O simpósio foi realizado em parceria com a Organização Internacional para as Migrações (OIM), a Fundação Pan-Americana para o Desenvolvimento (PADF), o Alto Comissariado das Nações Unidas para Refugiados (Acnur), o Sistema Fiep, a Sanepar, a Escola de Gestão do Paraná, Secretaria da Indústria, Comércio e Serviços (SEIC), Cerma e o Observatório das Migrações Internacionais (Obmigra), vinculado à Universidade de Brasília.
MODELO DE INOVAÇÃO – Mais do que ampliar atendimentos, o Paraná passou a chamar a atenção internacional ao estruturar um modelo inovador de governança migratória. O estudo intitulado “Políticas Migratórias e Governança Multinível no Estado do Paraná”, de Marco Zupi, presente no relatório internacional Focus Migrazioni 2026, apresenta o Paraná como referência em inovação institucional e integração migratória.
Entre os principais pontos citados no documento está a criação da Superintendência-Geral de Governança Migratória (SGGM), apontada como um marco na consolidação de uma política pública permanente para a pauta migratória no Estado.
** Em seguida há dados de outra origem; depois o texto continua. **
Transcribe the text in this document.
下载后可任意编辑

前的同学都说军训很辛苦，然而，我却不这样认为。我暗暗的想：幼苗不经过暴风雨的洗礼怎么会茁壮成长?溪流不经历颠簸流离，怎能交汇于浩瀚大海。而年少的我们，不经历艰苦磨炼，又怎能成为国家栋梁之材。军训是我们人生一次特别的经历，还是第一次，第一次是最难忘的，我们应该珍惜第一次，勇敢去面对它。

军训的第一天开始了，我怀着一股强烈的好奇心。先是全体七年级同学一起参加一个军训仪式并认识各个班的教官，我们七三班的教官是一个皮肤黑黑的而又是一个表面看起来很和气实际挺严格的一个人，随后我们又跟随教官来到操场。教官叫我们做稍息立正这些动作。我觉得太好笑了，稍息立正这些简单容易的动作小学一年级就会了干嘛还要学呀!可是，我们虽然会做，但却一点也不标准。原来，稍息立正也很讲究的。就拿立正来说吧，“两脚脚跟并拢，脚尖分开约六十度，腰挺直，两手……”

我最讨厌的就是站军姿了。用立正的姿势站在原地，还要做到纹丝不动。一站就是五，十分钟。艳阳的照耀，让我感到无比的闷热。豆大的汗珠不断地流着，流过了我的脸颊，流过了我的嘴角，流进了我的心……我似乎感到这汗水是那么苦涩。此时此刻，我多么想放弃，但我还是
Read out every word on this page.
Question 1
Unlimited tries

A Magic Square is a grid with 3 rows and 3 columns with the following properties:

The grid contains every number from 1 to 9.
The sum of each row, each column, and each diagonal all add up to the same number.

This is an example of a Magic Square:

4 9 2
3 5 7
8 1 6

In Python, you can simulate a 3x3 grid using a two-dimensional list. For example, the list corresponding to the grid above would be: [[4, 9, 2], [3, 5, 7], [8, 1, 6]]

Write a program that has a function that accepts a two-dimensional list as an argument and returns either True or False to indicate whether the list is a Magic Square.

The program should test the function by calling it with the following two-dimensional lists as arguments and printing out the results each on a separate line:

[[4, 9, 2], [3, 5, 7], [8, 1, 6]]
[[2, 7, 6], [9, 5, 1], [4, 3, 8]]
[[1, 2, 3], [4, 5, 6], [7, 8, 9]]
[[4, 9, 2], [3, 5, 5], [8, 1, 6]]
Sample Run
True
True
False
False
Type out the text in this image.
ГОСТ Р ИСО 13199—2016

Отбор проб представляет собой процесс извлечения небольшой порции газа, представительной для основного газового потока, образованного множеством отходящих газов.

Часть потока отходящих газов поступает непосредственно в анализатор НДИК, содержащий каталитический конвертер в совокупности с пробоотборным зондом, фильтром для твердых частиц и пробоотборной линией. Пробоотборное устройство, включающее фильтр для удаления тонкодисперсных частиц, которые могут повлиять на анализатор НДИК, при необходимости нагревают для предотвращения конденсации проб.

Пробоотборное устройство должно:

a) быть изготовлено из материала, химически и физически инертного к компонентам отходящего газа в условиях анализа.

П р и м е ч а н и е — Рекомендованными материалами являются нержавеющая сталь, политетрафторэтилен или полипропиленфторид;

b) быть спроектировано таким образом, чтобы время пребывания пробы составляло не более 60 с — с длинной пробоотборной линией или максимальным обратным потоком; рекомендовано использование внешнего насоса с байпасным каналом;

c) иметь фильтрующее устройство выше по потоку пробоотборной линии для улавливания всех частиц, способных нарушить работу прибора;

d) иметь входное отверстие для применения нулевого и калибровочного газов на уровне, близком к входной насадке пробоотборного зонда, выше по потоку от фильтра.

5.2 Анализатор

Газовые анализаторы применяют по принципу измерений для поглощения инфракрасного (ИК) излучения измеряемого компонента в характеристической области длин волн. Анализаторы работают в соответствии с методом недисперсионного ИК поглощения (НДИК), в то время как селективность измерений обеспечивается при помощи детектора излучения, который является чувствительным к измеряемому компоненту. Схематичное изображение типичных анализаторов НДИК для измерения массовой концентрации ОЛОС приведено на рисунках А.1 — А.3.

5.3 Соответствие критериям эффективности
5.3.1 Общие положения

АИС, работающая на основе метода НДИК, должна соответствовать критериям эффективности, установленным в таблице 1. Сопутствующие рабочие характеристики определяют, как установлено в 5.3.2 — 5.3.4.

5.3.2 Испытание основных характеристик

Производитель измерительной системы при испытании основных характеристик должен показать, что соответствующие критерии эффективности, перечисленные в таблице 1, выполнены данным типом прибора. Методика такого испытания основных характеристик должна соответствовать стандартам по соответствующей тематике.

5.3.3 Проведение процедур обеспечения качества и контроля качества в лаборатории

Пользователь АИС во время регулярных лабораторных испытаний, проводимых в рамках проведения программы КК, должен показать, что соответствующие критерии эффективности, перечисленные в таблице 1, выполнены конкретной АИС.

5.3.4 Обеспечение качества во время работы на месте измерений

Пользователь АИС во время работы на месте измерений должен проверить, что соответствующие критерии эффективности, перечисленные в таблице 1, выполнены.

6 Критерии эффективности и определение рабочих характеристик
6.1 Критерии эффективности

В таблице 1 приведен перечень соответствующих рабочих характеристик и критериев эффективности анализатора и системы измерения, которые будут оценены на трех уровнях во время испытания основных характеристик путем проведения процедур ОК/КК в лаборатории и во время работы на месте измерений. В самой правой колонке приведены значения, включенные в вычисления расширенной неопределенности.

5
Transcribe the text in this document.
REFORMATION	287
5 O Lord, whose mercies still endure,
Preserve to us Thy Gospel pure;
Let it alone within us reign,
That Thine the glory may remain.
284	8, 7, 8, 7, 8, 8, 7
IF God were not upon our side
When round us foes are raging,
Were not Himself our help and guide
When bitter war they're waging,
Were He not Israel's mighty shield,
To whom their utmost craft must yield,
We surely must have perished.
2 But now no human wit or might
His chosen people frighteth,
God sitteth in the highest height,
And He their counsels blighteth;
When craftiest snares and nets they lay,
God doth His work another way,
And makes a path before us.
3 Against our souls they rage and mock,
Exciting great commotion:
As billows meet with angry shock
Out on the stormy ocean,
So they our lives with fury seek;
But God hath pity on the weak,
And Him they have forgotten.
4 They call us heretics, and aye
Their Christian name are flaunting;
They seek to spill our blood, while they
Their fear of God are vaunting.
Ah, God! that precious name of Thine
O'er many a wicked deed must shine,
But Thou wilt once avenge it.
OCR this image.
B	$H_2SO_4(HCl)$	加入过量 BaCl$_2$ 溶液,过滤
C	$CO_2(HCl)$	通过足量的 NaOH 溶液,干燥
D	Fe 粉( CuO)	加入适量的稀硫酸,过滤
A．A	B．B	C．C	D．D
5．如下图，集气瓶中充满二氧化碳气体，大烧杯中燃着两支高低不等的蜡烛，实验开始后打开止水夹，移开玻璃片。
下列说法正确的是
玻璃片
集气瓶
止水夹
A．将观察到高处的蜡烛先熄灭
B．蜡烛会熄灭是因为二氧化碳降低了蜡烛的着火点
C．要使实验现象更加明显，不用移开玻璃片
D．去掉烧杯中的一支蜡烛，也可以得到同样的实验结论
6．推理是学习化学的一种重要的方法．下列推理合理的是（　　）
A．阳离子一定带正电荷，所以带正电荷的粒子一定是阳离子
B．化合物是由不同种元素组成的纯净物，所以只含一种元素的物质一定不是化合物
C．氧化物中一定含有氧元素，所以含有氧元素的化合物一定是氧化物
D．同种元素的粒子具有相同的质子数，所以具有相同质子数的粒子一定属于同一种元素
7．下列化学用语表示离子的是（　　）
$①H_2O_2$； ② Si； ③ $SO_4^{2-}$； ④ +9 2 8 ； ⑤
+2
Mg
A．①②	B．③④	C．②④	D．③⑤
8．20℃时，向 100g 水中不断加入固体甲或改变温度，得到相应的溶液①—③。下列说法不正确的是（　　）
Segundo o estudo, “a criação da SGGM marcou a transição da gestão emergencial para uma verdadeira política de Estado”.
Outro grande destaque é a Agência do Migrante, em Curitiba, descrita no relatório como “a primeira instituição pública no Brasil concebida como um balcão único para serviços ao migrante”.
O documento também ressalta que a Agência do Migrante atua na redução da burocracia, facilita o acesso à documentação, promove integração econômica e fortalece políticas públicas baseadas em dados e evidências. Além disso, destaca o papel do Paraná na construção de uma governança migratória multinível, envolvendo municípios, setor produtivo, sociedade civil e organismos internacionais.
A experiência paranaense é apresentada como um modelo capaz de inspirar outras regiões do Brasil e também contextos internacionais, especialmente pela capacidade de transformar acolhimento em desenvolvimento territorial, inclusão e dignidade.